Question

An ice block is in a trough which is rotating about vertical axis passing through its centre. When ice melts completely, the angular velocity of the system

• A. increases
• B. decreases
• C. remains same
• D. becomes double

Answer 1

Answer: (B)

decreases

Answer 2

The system consists of a trough and an ice block rotating about a vertical axis. The angular momentum of the system is conserved as there are no external torques acting on it. The angular momentum ($L$) is given by the product of the moment of inertia ($I$) and the angular velocity ($\omega$): $L = I\omega$.

When the ice melts, it turns into water. Water is a liquid, and in a rotating system, liquids tend to spread out radially due to centrifugal forces. This means that the mass distribution shifts to larger radial distances from the axis of rotation.

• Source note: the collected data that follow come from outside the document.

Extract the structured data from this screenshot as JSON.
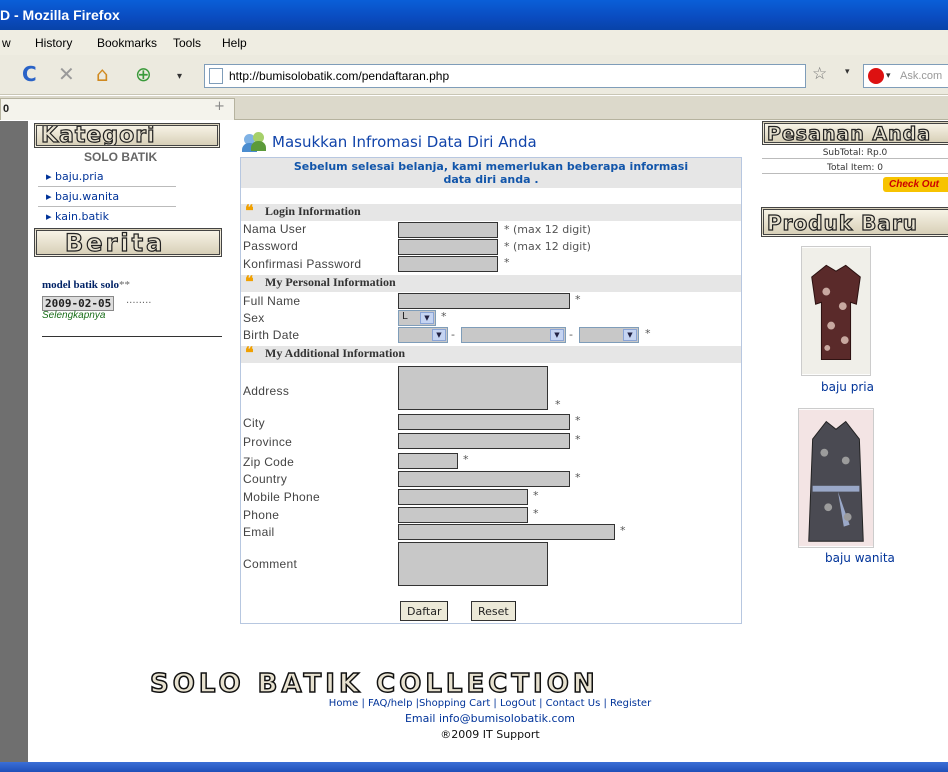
{
  "browser": {
    "title": "D - Mozilla Firefox",
    "menu": [
      "w",
      "History",
      "Bookmarks",
      "Tools",
      "Help"
    ],
    "url": "http://bumisolobatik.com/pendaftaran.php",
    "search_placeholder": "Ask.com",
    "tab_label": "0",
    "newtab": "+"
  },
  "left": {
    "kategori_title": "Kategori",
    "store_name": "SOLO BATIK",
    "links": [
      "baju.pria",
      "baju.wanita",
      "kain.batik"
    ],
    "berita_title": "Berita",
    "news_title": "model batik solo",
    "news_marks": "**",
    "news_date": "2009-02-05",
    "news_dots": "........",
    "more": "Selengkapnya"
  },
  "form": {
    "heading": "Masukkan Infromasi Data Diri Anda",
    "intro": "Sebelum selesai belanja, kami memerlukan beberapa informasi data diri anda .",
    "sections": {
      "login": "Login Information",
      "personal": "My Personal Information",
      "additional": "My Additional Information"
    },
    "labels": {
      "username": "Nama User",
      "password": "Password",
      "confirm": "Konfirmasi Password",
      "fullname": "Full Name",
      "sex": "Sex",
      "birth": "Birth Date",
      "address": "Address",
      "city": "City",
      "province": "Province",
      "zip": "Zip Code",
      "country": "Country",
      "mobile": "Mobile Phone",
      "phone": "Phone",
      "email": "Email",
      "comment": "Comment"
    },
    "max_note": "* (max 12 digit)",
    "required": "*",
    "dash": "-",
    "sex_value": "L",
    "buttons": {
      "submit": "Daftar",
      "reset": "Reset"
    }
  },
  "right": {
    "cart_title": "Pesanan Anda",
    "subtotal": "SubTotal: Rp.0",
    "total_items": "Total Item: 0",
    "checkout": "Check Out",
    "new_products_title": "Produk Baru",
    "products": [
      "baju pria",
      "baju wanita"
    ]
  },
  "footer": {
    "banner": "SOLO BATIK  COLLECTION",
    "links": "Home | FAQ/help |Shopping Cart | LogOut | Contact Us | Register",
    "email": "Email info@bumisolobatik.com",
    "copyright": "®2009 IT Support"
  }
}
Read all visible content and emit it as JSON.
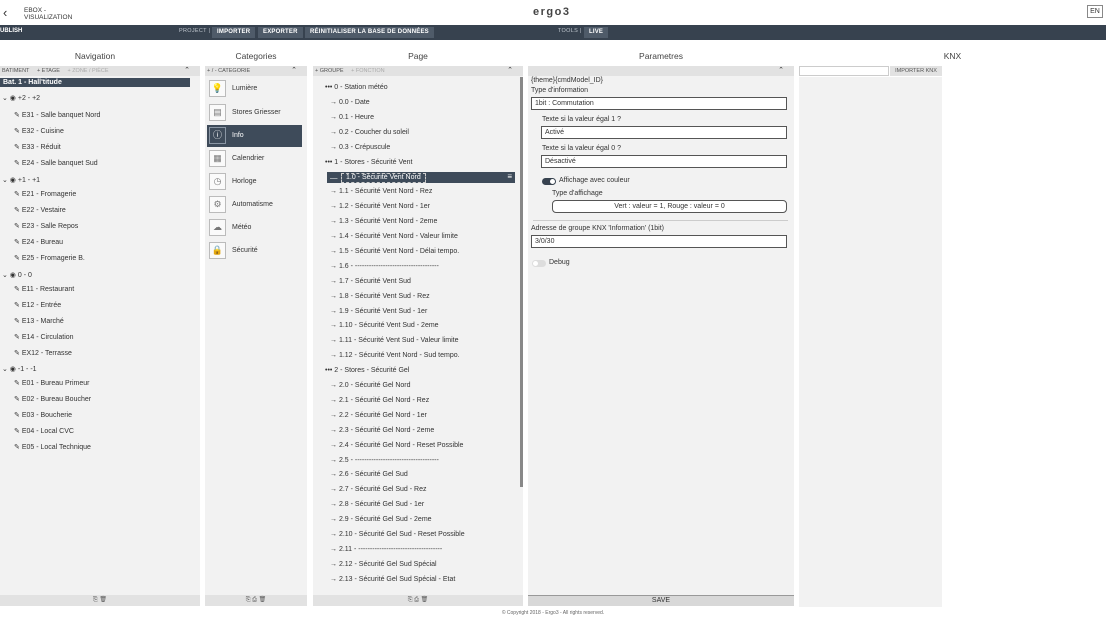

The moment of inertia ($I$) of a system is calculated as $I = \int r^2 dm$, where $r$ is the distance from the axis of rotation and $dm$ is an infinitesimal mass element. If the mass distribution shifts to larger radii, the moment of inertia of the system increases.

Since the angular momentum ($L$) is conserved ($L_i = L_f$), we have $I_i \omega_i = I_f \omega_f$. As the moment of inertia increases ($I_f > I_i$) due to the spreading of water, the angular velocity must decrease ($\omega_f < \omega_i$) to keep the angular momentum constant.